November 12th. As I sit beside the dying embers of my office fire, in which great valleys and gorges are discernible in the glowing coal and a mountainous summit capped by a fairy castle, I wonder what happiness there is to equal the fireside that one has earned oneself.

It might almost be home (after all, all fires, like all winds and sunshine, or thunder and rain, are consolingly the same!), only instead of soft pile carpets and arm-chairs I have a packing-case for seat and an inverted saucepan on my knee for table. Instead of flowers, the trestled table is adorned with bandages and bottles of lotion and packets of dressings.

Instead of a gong to announce "dressing time," and soft décolletée frocks donned before long mirrors, and well-appointed dining-tables and the announcement that "Dinner is served," there are only the promptings of my hungry inside to tell me mealtime is due, and it would be as well to scrub up, remove the mackintosh apron, and smooth my hair under the unbecoming white cap before the dinner is gobbled up!

Yet, until one has worked five hours to earn five minutes' rest, one does not know the meaning of leisure.

Until one has felt the clinging of the helpless hand, or run to the call of a feeble voice, one does not know the greatest of all joys—the joy of service.

The rapidity with which the Gare Maritime Hospital is developing is marvellous. Instead of wallowing to our ankles in a slush of disinfectant and rain-water, the wards are well swept, with two strips of cheery red carpet on either side.
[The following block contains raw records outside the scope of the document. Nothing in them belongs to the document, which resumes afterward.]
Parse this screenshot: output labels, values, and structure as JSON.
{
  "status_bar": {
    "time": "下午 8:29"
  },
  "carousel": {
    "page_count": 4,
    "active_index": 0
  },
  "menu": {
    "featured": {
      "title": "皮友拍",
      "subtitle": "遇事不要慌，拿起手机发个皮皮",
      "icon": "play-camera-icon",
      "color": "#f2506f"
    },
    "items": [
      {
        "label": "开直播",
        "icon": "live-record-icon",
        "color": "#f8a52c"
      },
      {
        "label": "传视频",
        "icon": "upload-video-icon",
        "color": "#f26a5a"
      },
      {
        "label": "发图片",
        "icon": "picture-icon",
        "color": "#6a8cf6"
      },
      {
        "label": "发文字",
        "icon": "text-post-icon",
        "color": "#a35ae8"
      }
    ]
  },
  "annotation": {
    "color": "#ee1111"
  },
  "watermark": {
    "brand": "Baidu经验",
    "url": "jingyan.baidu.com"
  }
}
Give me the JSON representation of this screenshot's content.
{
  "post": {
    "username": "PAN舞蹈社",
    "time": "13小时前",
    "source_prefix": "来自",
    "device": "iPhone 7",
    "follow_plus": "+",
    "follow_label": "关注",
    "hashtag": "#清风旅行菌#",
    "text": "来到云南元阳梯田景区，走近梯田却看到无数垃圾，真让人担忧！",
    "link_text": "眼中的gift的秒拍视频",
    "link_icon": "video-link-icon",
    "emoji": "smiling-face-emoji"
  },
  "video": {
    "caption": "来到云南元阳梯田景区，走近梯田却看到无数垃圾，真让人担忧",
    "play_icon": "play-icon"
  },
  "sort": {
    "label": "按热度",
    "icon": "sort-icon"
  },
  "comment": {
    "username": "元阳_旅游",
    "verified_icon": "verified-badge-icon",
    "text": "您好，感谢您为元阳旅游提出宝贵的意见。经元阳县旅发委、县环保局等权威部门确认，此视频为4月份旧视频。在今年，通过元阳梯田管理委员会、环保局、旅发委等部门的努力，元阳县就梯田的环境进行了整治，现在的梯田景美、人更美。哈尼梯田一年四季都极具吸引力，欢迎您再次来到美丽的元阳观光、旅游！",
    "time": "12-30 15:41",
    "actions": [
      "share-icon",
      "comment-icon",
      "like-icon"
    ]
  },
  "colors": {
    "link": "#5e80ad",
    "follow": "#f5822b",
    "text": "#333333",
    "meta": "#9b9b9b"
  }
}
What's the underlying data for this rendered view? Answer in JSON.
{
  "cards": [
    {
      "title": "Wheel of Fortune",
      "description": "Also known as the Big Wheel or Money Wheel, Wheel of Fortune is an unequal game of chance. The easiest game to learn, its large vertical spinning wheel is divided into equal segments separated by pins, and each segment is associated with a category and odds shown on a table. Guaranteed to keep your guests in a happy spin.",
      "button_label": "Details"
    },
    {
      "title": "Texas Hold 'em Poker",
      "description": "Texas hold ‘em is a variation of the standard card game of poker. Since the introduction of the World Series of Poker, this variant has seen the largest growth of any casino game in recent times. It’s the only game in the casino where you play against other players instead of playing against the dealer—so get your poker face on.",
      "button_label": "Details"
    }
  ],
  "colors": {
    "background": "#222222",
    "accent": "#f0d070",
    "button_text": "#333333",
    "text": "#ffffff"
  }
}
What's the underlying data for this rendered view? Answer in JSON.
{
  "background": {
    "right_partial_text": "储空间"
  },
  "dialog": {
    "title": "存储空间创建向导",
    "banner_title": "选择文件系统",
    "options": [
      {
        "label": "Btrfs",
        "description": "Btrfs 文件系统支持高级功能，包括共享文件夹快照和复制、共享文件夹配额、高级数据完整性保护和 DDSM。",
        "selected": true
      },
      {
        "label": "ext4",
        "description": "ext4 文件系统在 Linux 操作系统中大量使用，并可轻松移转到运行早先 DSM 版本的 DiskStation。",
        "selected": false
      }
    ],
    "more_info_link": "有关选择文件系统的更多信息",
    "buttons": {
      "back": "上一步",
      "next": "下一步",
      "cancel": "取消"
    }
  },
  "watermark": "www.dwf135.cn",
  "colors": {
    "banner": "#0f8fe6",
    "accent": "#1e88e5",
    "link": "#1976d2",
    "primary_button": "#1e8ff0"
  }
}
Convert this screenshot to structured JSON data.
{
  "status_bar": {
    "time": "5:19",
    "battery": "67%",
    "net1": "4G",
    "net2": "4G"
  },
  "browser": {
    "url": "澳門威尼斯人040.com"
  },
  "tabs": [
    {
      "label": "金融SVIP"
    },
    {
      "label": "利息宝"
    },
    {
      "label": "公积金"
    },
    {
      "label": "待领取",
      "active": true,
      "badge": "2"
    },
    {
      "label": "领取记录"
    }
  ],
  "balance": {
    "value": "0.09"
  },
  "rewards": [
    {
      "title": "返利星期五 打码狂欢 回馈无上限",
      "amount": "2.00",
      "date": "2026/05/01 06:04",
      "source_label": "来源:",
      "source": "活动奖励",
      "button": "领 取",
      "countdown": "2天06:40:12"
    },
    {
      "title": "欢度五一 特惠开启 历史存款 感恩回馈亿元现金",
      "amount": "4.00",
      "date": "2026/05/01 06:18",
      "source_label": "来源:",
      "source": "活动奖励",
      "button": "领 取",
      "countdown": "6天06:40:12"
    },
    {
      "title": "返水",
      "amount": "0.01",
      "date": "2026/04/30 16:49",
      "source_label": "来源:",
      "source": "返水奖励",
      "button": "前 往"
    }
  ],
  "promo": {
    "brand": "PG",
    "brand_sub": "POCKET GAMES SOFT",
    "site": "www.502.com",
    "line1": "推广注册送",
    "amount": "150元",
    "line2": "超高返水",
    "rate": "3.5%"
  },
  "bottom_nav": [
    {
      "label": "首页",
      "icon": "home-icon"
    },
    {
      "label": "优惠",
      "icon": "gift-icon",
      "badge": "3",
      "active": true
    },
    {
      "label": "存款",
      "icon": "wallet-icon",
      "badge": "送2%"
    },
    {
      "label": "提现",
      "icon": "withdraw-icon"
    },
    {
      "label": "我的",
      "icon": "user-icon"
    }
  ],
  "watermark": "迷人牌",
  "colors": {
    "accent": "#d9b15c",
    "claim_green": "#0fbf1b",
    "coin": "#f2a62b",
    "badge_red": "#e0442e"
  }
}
Instead of boards and blankets, some 200 real beds have been installed, with sheets of coarse calico and pillows. Instead of empty crates (and those at a premium) there are chairs, whilst towels supplant the red handkerchiefs which now hang desolately from the lamps by night and day.

Just at present the casualty ward, in which an emergency operation theatre has been opened, is lying empty, so are the other wards. One wonders why? The truth is, things are looking fairly bad. The enemy is only forty-five miles from Calais and still presses on to the goal. There is a rumour that the Germans are through the lines everywhere, that we have no men to send (though the French are supposed to be reinforcing) until the 8th Division of "K's" untrained army comes out, and the evacuation of Boulogne is imminent. We are told to be prepared to leave at a minute's notice, for once through the lines the enemy can march here unmolested. Despite the violent storm, all the wounded whom it is possible to move have been sent home (an ominous fact, for their removal should betoken an advance on our part), and still the ambulance trains come back from the front empty. A pestilential battle rages at Arras; Dixmude has fallen (yes, several of the Censor's censors have been dismissed for letting us know this!) A hundred questions assail us. Will the hopeless cases have to be left behind? What will be done to the many millions' worth of stores in this spy-ridden place?

Heaven knows! We can but "wait and see."

We are lost in amazement at the lukewarmness of the masses at home who do not seem to realise the significance of this move.